What'southward more than, this section also contained loftier levels of Deoxyribonucleic acid institute in a type of bacteria called clostridia, which are very common in the gut of horses (and humans). In other words, the layer of disturbed mud is full of crap (perhaps not so different from Glastonbury either). Aside from a passing ground forces, it'south not piece of cake to see where information technology might take come up from – not many mammals alive upwards here, except for a few sheep and some hardy marmots.

That's not all. Microbiologists collaborating with the squad think they might take found a distinctive horse tapeworm egg in the samples. "At that place is fifty-fifty the possibility of finding an elephant tapeworm egg," says Mahaney'due south long-term collaborator, microbiologist Chris Allen of Queen's University Belfast. "This would really exist the pot of gold at the cease of the rainbow." It's only a shame, he adds, that "the pot of aureate is really a layer of horse manure". Evidence of elephants at the site would surely be a smoking gun, since you don't find many of them wandering wild in the Alps.

Meanwhile, Mahaney hopes, if he tin can find the funding, to mount a radar survey of the unabridged mire and other mires nearby to search for items dropped past the passing regular army. "My sniffer tells me some will plough up," he says – "coins, chugalug buckles, sabres, you lot proper noun information technology."
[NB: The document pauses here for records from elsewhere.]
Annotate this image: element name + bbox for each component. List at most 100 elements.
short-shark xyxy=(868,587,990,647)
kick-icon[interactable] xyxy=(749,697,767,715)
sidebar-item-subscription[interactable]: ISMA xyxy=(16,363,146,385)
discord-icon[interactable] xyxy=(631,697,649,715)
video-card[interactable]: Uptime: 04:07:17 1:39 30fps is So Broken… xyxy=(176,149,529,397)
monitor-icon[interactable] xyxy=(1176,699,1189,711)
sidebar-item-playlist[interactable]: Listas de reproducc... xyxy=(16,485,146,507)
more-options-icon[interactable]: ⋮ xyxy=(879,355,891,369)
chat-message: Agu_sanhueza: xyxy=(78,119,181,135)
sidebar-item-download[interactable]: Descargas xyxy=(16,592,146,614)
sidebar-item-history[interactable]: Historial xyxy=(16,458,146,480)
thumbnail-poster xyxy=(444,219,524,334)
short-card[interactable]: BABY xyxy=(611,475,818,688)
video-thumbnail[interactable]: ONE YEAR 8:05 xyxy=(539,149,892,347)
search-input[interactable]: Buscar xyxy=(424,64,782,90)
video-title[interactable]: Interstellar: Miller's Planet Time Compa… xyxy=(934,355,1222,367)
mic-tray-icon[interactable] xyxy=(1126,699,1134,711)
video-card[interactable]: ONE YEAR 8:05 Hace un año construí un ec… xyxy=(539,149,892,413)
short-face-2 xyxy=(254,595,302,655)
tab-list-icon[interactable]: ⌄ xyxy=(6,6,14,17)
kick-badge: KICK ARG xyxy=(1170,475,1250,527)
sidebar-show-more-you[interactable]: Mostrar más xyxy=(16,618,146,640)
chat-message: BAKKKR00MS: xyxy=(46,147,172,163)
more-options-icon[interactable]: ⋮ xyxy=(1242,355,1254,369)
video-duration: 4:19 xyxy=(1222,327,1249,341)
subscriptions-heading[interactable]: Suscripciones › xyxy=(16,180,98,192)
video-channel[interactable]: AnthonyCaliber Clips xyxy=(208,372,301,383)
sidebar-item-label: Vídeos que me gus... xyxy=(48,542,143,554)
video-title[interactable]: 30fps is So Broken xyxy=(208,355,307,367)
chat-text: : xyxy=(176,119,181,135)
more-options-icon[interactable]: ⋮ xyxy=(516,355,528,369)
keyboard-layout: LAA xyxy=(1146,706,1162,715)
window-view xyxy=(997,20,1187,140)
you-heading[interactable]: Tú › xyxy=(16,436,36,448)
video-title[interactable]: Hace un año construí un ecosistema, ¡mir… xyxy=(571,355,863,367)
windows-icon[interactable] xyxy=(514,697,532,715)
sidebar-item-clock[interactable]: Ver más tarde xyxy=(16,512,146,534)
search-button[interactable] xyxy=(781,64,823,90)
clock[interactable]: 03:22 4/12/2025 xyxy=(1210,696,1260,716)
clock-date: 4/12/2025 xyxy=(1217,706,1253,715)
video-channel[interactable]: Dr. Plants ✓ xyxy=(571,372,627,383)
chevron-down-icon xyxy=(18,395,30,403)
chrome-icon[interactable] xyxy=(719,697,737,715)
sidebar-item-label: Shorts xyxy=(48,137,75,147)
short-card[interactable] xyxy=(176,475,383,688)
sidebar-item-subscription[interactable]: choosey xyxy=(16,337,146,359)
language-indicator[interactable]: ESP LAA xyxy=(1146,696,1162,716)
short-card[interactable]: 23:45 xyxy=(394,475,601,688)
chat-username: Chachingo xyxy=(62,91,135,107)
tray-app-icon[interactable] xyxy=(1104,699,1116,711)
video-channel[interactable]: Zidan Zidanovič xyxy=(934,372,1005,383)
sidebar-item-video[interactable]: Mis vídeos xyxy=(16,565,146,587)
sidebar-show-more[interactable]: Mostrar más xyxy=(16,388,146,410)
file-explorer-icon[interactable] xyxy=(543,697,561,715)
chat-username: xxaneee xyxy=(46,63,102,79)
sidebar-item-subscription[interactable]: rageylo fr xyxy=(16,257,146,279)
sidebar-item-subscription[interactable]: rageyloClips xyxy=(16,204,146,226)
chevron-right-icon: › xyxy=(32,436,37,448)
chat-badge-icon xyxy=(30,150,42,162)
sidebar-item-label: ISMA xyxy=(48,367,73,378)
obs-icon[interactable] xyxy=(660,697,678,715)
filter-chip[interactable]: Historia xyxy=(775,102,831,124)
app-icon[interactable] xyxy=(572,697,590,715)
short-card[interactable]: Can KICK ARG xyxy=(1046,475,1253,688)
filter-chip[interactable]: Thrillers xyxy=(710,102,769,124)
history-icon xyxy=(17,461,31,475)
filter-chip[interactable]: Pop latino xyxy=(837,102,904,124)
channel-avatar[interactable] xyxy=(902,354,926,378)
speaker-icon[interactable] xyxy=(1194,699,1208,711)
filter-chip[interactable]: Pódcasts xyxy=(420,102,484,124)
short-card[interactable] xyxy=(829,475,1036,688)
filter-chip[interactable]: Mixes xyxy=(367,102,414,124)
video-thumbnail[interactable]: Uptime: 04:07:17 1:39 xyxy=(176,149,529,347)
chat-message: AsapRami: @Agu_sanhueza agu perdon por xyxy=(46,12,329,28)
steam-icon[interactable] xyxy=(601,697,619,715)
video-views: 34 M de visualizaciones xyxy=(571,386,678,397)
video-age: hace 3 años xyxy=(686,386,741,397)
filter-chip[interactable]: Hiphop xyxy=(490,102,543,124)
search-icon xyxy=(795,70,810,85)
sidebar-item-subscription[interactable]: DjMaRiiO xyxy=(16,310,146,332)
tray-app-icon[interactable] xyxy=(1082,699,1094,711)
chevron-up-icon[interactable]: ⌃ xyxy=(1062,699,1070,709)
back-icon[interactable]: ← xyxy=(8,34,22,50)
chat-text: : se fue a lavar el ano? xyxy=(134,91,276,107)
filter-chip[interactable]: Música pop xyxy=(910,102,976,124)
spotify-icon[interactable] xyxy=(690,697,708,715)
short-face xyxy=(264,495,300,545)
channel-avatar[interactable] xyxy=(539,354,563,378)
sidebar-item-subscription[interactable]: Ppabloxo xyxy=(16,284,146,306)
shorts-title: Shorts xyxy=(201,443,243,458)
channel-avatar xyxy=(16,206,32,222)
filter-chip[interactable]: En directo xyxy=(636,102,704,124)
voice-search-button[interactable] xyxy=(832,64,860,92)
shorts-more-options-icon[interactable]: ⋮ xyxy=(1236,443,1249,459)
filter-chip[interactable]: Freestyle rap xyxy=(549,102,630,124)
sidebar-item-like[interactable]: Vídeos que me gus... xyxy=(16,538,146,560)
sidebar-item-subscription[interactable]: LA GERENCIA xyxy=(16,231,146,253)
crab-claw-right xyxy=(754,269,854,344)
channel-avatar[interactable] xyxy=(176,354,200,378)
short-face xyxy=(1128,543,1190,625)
Unless they do, other experts may reserve judgment. Patrick Hunt, an archeologist who leads the Stanford Alpine Archæology Project, which has been investigating Hannibal'due south route since 1994, says that the respond to the puzzle "remains hauntingly elusive". Information technology'southward all too easy, he says, for fellow experts to adduce evidence for their favoured route – his team argues for a more northerly path – simply until the aforementioned methods and rigour are brought to bear on all the alternatives, none can be ruled out. All the same, he adds, Mahaney is i of the best geo-archaeologists working on the question. "He continues to be a trailblazer in the field," says Chase, "and I'd dear to interact with him, because he'due south asking first-class questions."

If Mahaney tin can secure firm show – such as chemic or microbial fingerprints of elephant faeces – it would be the culmination of a personal quest. "The Hannibal enigma appealed to me for the sheer attempt of getting the ground forces across the mountains," he says. "I take been in the field for long times with 100 people, and I tin can tell you it can exist pandemonium. How Hannibal managed to get thousands of men, horses and mules, and 37 elephants over the Alps is i magnificent feat."

Source: https://www.theguardian.com/science/2016/apr/03/where-muck-hannibals-elephants-alps-italy-bill-mahaney-york-university-toronto#:~:text=Their%20commander%20Hannibal%20marched%20his,greatest%20military%20feats%20in%20history.